Advanced Usage
This guide covers advanced features and configuration options for Magika.jl.
Symbolic Link Handling
By default, Magika follows symbolic links to identify the target file type. You can change this behavior:
# Create a detector that doesn't follow symbolic links
m = MagikaConfig(no_dereference=true)
# This will identify as a symlink rather than following to the target
result = identify_path(m, "my_symlink")Batch Processing
Magika is optimized for processing multiple files efficiently:
function batch_identify(paths::Vector{String})
m = MagikaConfig()
results = Dict{String, MagikaResult}()
for path in paths
results[path] = identify_path(m, path)
end
return results
end
# Example usage
files = ["file1.txt", "image.jpg", "document.pdf"]

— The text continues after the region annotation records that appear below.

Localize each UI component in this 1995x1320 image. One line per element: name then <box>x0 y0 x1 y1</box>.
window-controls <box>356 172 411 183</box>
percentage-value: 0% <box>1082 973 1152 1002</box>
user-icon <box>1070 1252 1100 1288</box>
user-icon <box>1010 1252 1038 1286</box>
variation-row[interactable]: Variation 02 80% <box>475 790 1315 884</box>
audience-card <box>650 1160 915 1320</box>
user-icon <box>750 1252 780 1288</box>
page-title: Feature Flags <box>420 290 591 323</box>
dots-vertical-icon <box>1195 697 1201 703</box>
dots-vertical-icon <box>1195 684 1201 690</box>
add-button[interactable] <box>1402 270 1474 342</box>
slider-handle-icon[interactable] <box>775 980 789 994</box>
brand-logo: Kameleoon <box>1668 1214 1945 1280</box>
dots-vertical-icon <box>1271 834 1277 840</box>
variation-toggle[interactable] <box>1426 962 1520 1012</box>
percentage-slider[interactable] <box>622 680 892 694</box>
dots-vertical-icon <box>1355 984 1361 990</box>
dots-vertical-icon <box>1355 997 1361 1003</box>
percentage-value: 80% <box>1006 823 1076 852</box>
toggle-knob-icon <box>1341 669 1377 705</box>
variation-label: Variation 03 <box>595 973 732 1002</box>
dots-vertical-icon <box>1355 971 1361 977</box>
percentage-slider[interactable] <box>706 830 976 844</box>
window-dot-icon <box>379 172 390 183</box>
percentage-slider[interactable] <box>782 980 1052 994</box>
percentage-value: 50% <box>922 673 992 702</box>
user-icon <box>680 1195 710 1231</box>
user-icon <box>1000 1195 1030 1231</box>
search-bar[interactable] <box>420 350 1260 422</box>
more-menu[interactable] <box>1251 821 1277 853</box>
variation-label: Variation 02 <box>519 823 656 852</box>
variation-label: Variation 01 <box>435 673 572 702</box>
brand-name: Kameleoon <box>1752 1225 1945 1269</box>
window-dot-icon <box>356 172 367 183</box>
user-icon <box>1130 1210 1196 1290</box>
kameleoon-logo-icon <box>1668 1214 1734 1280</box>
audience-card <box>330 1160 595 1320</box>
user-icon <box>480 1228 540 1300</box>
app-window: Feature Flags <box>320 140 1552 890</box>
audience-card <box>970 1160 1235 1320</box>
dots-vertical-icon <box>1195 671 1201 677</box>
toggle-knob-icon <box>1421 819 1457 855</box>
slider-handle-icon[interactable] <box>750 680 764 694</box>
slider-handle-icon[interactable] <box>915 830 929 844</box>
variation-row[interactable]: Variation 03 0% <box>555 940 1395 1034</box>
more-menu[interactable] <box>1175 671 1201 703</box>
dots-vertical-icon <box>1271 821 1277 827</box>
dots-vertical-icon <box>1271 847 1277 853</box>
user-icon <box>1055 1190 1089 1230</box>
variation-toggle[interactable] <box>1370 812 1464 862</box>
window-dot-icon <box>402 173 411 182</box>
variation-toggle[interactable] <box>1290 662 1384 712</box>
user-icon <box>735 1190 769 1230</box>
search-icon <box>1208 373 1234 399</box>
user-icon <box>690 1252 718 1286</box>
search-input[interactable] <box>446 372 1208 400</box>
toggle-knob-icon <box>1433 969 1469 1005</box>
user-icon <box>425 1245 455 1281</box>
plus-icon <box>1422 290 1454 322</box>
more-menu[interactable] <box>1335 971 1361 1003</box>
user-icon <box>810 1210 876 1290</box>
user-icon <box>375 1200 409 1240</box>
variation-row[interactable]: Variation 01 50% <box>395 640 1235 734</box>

results = batch_identify(files)
for (path, result) in results
if is_ok(result)
println("$path: $(result.prediction.output.description)")
else
println("$path: Error - $(result.status)")
end
endCustom Confidence Thresholds
While Magika uses built-in thresholds for each content type, you can implement custom filtering:
function identify_with_custom_threshold(m::MagikaConfig, path::String, min_score::Float32=0.8f0)
result = identify_path(m, path)
if is_ok(result) && result.prediction.score >= min_score
return result
else
# Return a generic result for low confidence predictions
generic_result = MagikaResult(
path,
OK,
MagikaPrediction(
m._cts_infos[UNDEFINED],
m._cts_infos[result.prediction.output.is_text ? TXT : UNKNOWN],
result.prediction.score,
LOW_CONFIDENCE
)
)
return generic_result
end
endIntegration with File Processing Pipelines
Here's an example of integrating Magika with a file processing pipeline:
function process_file_by_type(path::String)
m = MagikaConfig()
result = identify_path(m, path)
if !is_ok(result)
error("Could not identify file type: $(result.status)")
end
content_type = result.prediction.output.label
try
# Process based on detected content type
if content_type == ContentTypeLabel("json")
println("Processing as JSON file")
data = JSON3.read(read(path, String))
# Process JSON data...
elseif content_type == ContentTypeLabel("csv")
println("Processing as CSV file")
df = CSV.read(path, DataFrame)
# Process CSV data...
elseif content_type == ContentTypeLabel("png") || content_type == ContentTypeLabel("jpeg")
println("Processing as image file")
img = load(path)
# Process image data...
else
println("Generic processing for $(result.prediction.output.description)")
content = read(path, String)
# Generic processing...
end
catch e
# Fallback if content type detection was incorrect
println("Error during processing: $e")
println("Attempting generic processing...")
content = read(path, String)
# Generic processing fallback...
end
endPerformance Optimization
For high-throughput applications, reuse the same MagikaConfig instance:
function high_throughput_processor(file_paths::Vector{String})
# Create ONE detector instance for all files
m = MagikaConfig(prediction_mode=MEDIUM_CONFIDENCE)
results = []
for path in file_paths
push!(results, identify_path(m, path))
end
return results
endHandling Edge Cases
function robust_file_identifier(path::String)
m = MagikaConfig()
# Handle non-existent files
if !ispath(path)
return MagikaResult(path, FILE_NOT_FOUND_ERROR)
end
# Handle permission issues with try-catch
try
return identify_path(m, path)
catch e
if isa(e, SystemError) && e.errnum == 13
return MagikaResult(path, PERMISSION_ERROR)
end
rethrow(e)
end
endThese advanced patterns demonstrate how to use Magika.jl in production environments with robust error handling and performance considerations.